Ага, как же, попросили. Через год, сдав сервизы с пастушками в комиссионку, Надька укатила в Израиль со всей обширной мужниной родней. Там она прошла специальный обряд и стала вполне себе правоверной иудейкой. Теперь Надька покрывала голову маленькой шапочкой, похожей на чалму, перестала носить брюки и научилась готовить лагман, фаршированного карпа и плов. К тому времени у нее уже было трое сыновей.
А обиделась Вика на Надьку вот за что. Тогда, в начале девяностых, когда в Москве были абсолютно стерильные прилавки, Вике до мурашек захотелось плетеный золотой браслетик и цепочку – их она увидела у одной своей знакомой, которая привезла все это как раз из Израиля. Стоило все это великолепие 150 долларов. Вика подробно описала Надьке изделие и даже пыталась его нарисовать, получилось, правда, плоховато. И отправила Надьке 150 долларов – огромные по тем временам деньги. В ответ Надька прислала одну цепочку – тоненькую, хлипкую, совсем непохожую на Викину светлую мечту. От разочарования Вика расплакалась и набрала Надькин номер.
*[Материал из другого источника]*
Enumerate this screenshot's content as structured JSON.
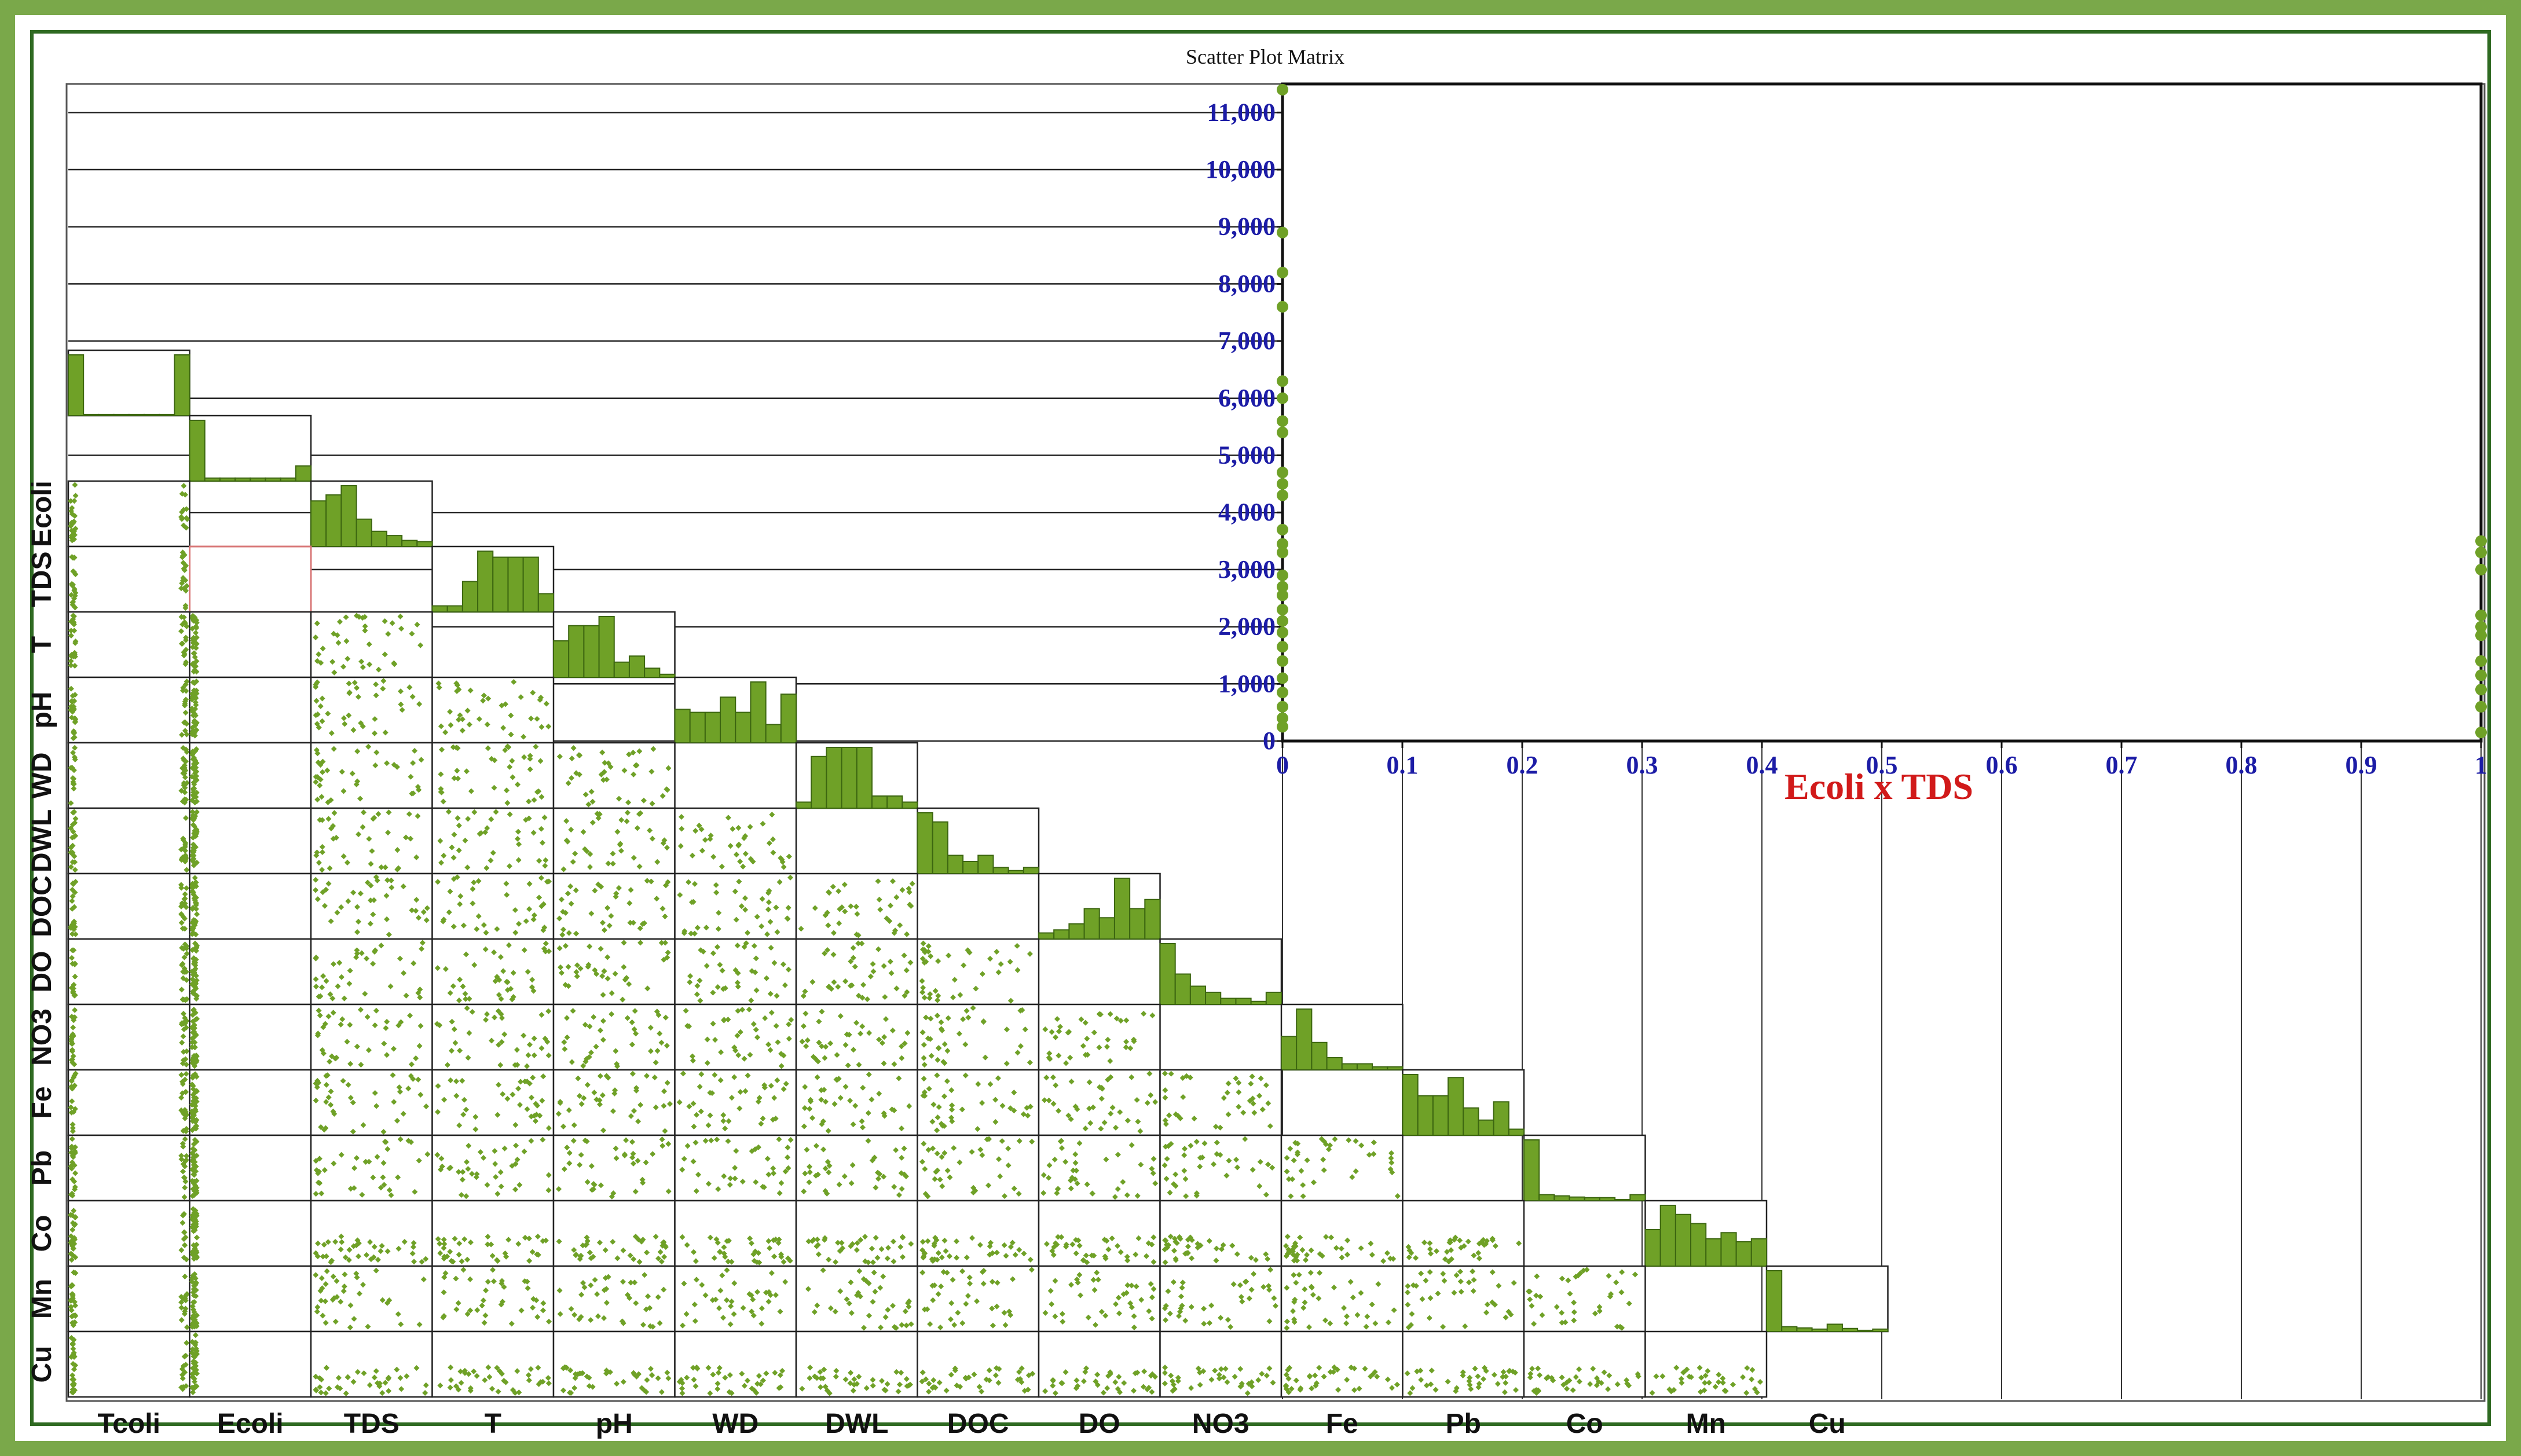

Надька долго заверяла Вику, что цепочка шикарная и что стоит она гораздо дороже. И что выторговала она ее за эти смешные деньги с большим трудом и исключительно по блату – хозяин ювелирной лавки был двоюродный брат Надькиного мужа. И еще она убеждала Вику, что той сказочно повезло.
– Врешь ты все, – выкрикнула Вика, – просто ты стала такая же, как они!
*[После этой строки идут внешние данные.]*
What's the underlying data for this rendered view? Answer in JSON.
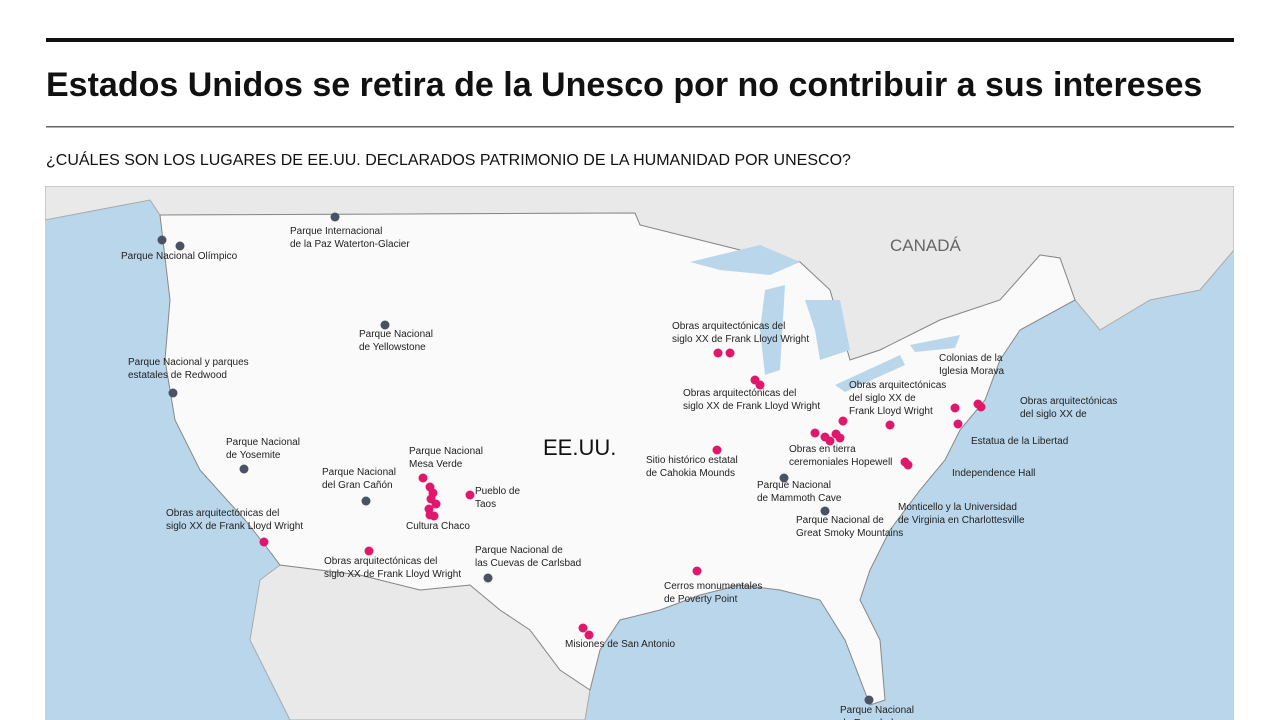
{
  "header": {
    "title": "Estados Unidos se retira de la Unesco por no contribuir a sus intereses",
    "subtitle": "¿CUÁLES SON LOS LUGARES DE EE.UU. DECLARADOS PATRIMONIO DE LA HUMANIDAD POR UNESCO?"
  },
  "map": {
    "country_labels": [
      "CANADÁ",
      "EE.UU."
    ],
    "sites": [
      {
        "label": [
          "Parque Nacional Olímpico"
        ]
      },
      {
        "label": [
          "Parque Internacional",
          "de la Paz Waterton-Glacier"
        ]
      },
      {
        "label": [
          "Parque Nacional",
          "de Yellowstone"
        ]
      },
      {
        "label": [
          "Parque Nacional y parques",
          "estatales de Redwood"
        ]
      },
      {
        "label": [
          "Parque Nacional",
          "de Yosemite"
        ]
      },
      {
        "label": [
          "Parque Nacional",
          "del Gran Cañón"
        ]
      },
      {
        "label": [
          "Parque Nacional",
          "Mesa Verde"
        ]
      },
      {
        "label": [
          "Cultura Chaco"
        ]
      },
      {
        "label": [
          "Pueblo de",
          "Taos"
        ]
      },
      {
        "label": [
          "Obras arquitectónicas del",
          "siglo XX de Frank Lloyd Wright"
        ]
      },
      {
        "label": [
          "Obras arquitectónicas del",
          "siglo XX de Frank Lloyd Wright"
        ]
      },
      {
        "label": [
          "Parque Nacional de",
          "las Cuevas de Carlsbad"
        ]
      },
      {
        "label": [
          "Misiones de San Antonio"
        ]
      },
      {
        "label": [
          "Cerros monumentales",
          "de Poverty Point"
        ]
      },
      {
        "label": [
          "Sitio histórico estatal",
          "de Cahokia Mounds"
        ]
      },
      {
        "label": [
          "Obras arquitectónicas del",
          "siglo XX de Frank Lloyd Wright"
        ]
      },
      {
        "label": [
          "Obras arquitectónicas del",
          "siglo XX de Frank Lloyd Wright"
        ]
      },
      {
        "label": [
          "Parque Nacional",
          "de Mammoth Cave"
        ]
      },
      {
        "label": [
          "Parque Nacional de",
          "Great Smoky Mountains"
        ]
      },
      {
        "label": [
          "Obras en tierra",
          "ceremoniales Hopewell"
        ]
      },
      {
        "label": [
          "Obras arquitectónicas",
          "del siglo XX de",
          "Frank Lloyd Wright"
        ]
      },
      {
        "label": [
          "Colonias de la",
          "Iglesia Morava"
        ]
      },
      {
        "label": [
          "Obras arquitectónicas",
          "del siglo XX de"
        ]
      },
      {
        "label": [
          "Estatua de la Libertad"
        ]
      },
      {
        "label": [
          "Independence Hall"
        ]
      },
      {
        "label": [
          "Monticello y la Universidad",
          "de Virginia en Charlottesville"
        ]
      },
      {
        "label": [
          "Parque Nacional",
          "de Everglades"
        ]
      }
    ]
  }
}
– Кто «они», – тихо и медленно спросила Надька.
Вика уточнять не стала, но добавила, что Надька не подруга, а аферистка. Надька ответила, что Вика – завистливая сволочь и антисемитка и что знать она ее больше не желает. В общем, разругались они тогда смертельно и на всю жизнь.
Потом, как водится, для себя Вика пыталась Надьку оправдать – а вдруг она тут ни при чем и аферист скорее всего тот двоюродный брат. С антисемиткой она еще как-то смирилась, хотя это была явная неправда, но когда вспоминала про «завистливую сволочь», обида снова туго сдавливала горло. А теперь, в свете событий, все это казалось бредом и чепухой, и ближе Надьки за все эти годы подружки у Вики не было.
Вика сварила трехлитровую кастрюлю борща – Ксюня борщ обожала и могла его есть три раза в день – утром, запивая кофе, днем – компотом, а вечером – чаем. Потом она постирала занавески и стала готовить для Ксюни речь о ее дальнейшем будущем и необходимости высшего образования. Вечером появилась Ксюня – в джинсах на два размера меньше собственного, с голым животом и в ботинках-тракторах. При виде Ксюни, такой худющей и беззащитной, у Вики сжалось сердце, и в горле застрял предательский ком. Ксюня ничего этого не заметила, смолотила две тарелки борща и собралась отправиться спать. Но Вика ее притормозила и начала свою пламенную речь. Ксюня слушала невнимательно, откровенно зевала и накручивала на указательный палец колечки волос. Когда Вика замолчала и глубоко вздохнула, Ксюня вежливо осведомилась:
– Это все? – И добавила: – Зря ты, мам, столько энергии потратила.
– В каком это смысле «зря»? – испугалась Вика.
Ксюня беспечно добавила:
– Институт я вообще-то уже практически бросила, и еще, кстати, я выхожу замуж.